JUNEAU -- Gov. Sean Parnell's nominee to a position on the Alaska Public Offices Commission abruptly withdrew his name Thursday morning just as senators were poised to grill him about comments he made in 2006 that were widely slammed as racist toward Alaska Natives.
David Eichler, a North Pole dentist, was picked by Parnell's administration from a list of four people submitted by the Alaska Republican Party. The bipartisan commission enforces the state's campaign finance, lobbying and office-holder disclosure laws.
In 2006, while head of the Alaska Dental Society, Eichler proposed a kind of Darwinian theory related to his belief that unchecked tooth decay in Bush Alaska amounted to child abuse.
"Any culture that allows such disease will soon disappear and rightfully so," he wrote. He also urged the end of federal assistance to America's indigenous peoples, saying that to do so would "allow their integration into American society as dignified citizens."
At the time, the dental organization was in the middle of a legal and political battle with Native health organizations over whether dental therapists could do some tasks reserved for fully licensed dentists, such as drilling and pulling teeth. The Native health groups complained that the Bush was ill served by dentists who were behaving like a restrictive guild with a stranglehold monopoly, while dentists complained that the therapists weren't qualified.
Eichler's comments appeared in a discussion forum for leaders of state associations but were leaked to the Daily News, among other organizations. As his comments filtered out, Eichler apologized for being "offensive and insensitive." His term with the dental association expired in October 2006.
Eichler's nomination was to be considered by the Senate State Affairs Committee but chairman Bill Wielechowski, an Anchorage Democrat, said his name was no longer on the agenda. Wielechowski said the committee had been prepared to grill Eichler on his 2006 comments.

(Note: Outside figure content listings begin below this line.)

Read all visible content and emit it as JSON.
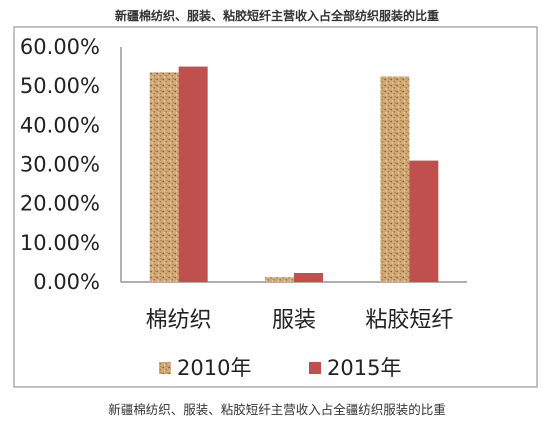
{
  "caption": "新疆棉纺织、服装、粘胶短纤主营收入占全疆纺织服装的比重",
  "chart_data": {
    "type": "bar",
    "title": "新疆棉纺织、服装、粘胶短纤主营收入占全部纺织服装的比重",
    "categories": [
      "棉纺织",
      "服装",
      "粘胶短纤"
    ],
    "series": [
      {
        "name": "2010年",
        "values": [
          53.5,
          1.2,
          52.5
        ],
        "color": "#c9a06a",
        "pattern": "cork-texture"
      },
      {
        "name": "2015年",
        "values": [
          55.0,
          2.3,
          31.0
        ],
        "color": "#c0504d"
      }
    ],
    "ylim": [
      0,
      60
    ],
    "yticks": [
      "0.00%",
      "10.00%",
      "20.00%",
      "30.00%",
      "40.00%",
      "50.00%",
      "60.00%"
    ],
    "grid": false,
    "legend": "bottom"
  }
}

Sharon Leighow, spokeswoman for Parnell, said Eichler withdrew himself from consideration during a phone call Thursday morning initiated by the governor's office.

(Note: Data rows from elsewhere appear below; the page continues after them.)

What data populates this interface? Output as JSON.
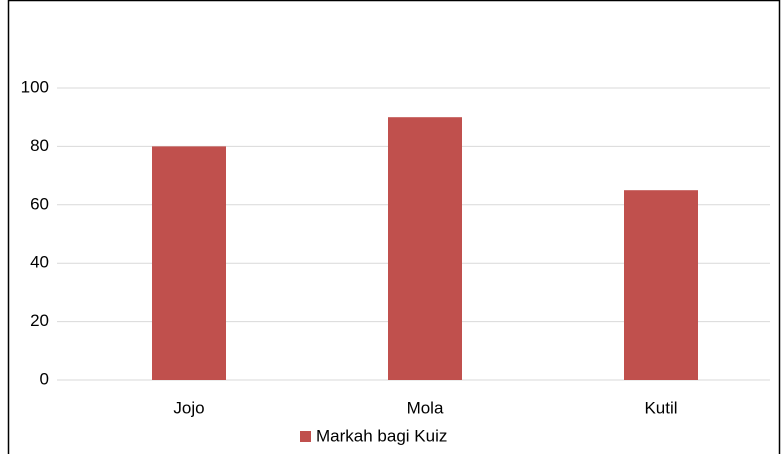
{
  "chart_data": {
    "type": "bar",
    "categories": [
      "Jojo",
      "Mola",
      "Kutil"
    ],
    "series": [
      {
        "name": "Markah bagi Kuiz",
        "color": "#c0504d",
        "values": [
          80,
          90,
          65
        ]
      }
    ],
    "ylim": [
      0,
      120
    ],
    "yticks": [
      0,
      20,
      40,
      60,
      80,
      100
    ],
    "grid": true,
    "legend": "bottom"
  }
}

A woman who answered the phone at Eichler's dental office in North Pole said he didn't come to work Thursday. She said she would get a message to him but he didn't return the call.

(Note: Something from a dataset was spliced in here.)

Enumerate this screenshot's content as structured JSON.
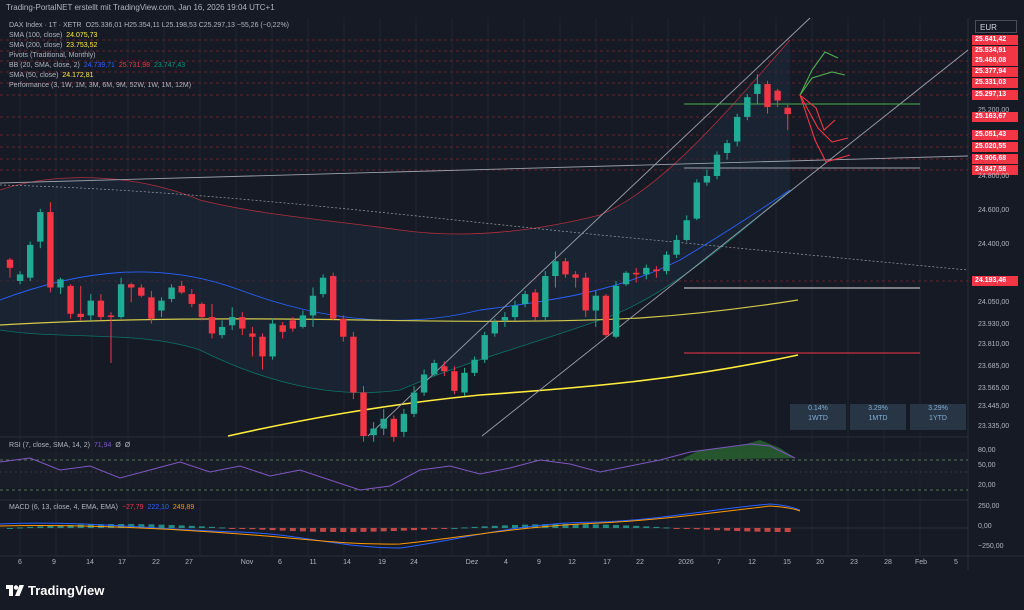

The Alaska Federation of Natives, the Alaska Native Health Board and at least three other Native organizations condemned Eichler's nomination in letters and messages sent to Juneau in advance of the Senate hearing and another in the House.
"The APOC oversees the fairness and integrity of the public voting process," wrote Jason Metrokin, president and chief executive of the Bristol Bay Native Corp., in a letter to Parnell that was copied to legislators. "Dr. Eichler's past comments in reference to rural dental health were insensitive and uneducated. We are concerned that his biases about Native people will carry over into his policy decisions, thereby undermining public and certainly Native people's confidence in the impartiality of APOC practices and decision making."
Patrick Anderson, executive director of Chugachmiut, the Anchorage-based tribal organization serving Chugach-area Natives, said he was personally offended by Eichler's remarks.
"As a father of 3 Native children, an attorney for over 30 years, an executive and statewide community leader, I find Dr. Eichler's comments mean spirited, petty and totally uniformed," he wrote. "I have been, currently am and will continue to be a proud and 'dignified' American citizen."
Sen. Albert Kookesh, D-Angoon and a member of the Senate State Affairs Committee, said Eichler's withdrawal was the appropriate outcome, especially in light of all the other issues facing the Legislature as it grinds toward adjournment.
"We didn't want to have a fight -- we didn't want to have to expend energy in trying to make sure that he didn't get appointed," Kookesh said outside the hearing room.
Kookesh, co-chairman of the Alaska Federation of Natives, said Eichler's remarks "were very disrespectful and I can't condone them -- I can't keep silent about them. As an Alaska Native, whether or not I'm state senator, whether or not I'm a chairman of AFN, as an Alaska Native I should be offended and I should say something about it."
The comments by the Native groups follow publication Wednesday in the Anchorage blog Mudflats that largely reprinted the 2006 Daily News story and questioned whether the governor's office had bothered to search Eichler's name on the Internet before submitting him for confirmation.
Leighow, the governor's spokeswoman, said the two people who handle appointments "vet between 500-750 applications a year. As part of the vetting process they check to make sure the applicant is qualified under statute to serve on the board or commission he or she is applying for. They interview the candidate and check references. They Google them and also check sources including CourtView, Sex offender registry, Motznik, Facebook, Twitter, Periodicals for op eds and/or letters to the editor," she wrote in an email.
Laws governing selection for the public offices commission require the governor to pick from four names submitted by each of the top two political parties in the state.
In addition to Eichler, the Republican Party of Alaska submitted Lynn Levengood, Sue Gaston and Kevin Clarkson, Leighow said.
Leighow said the governor's office would contact the Republican Party Thursday about another nominee.
Republican state chairman Randy Ruedrich didn't return messages left on his office and mobile phone.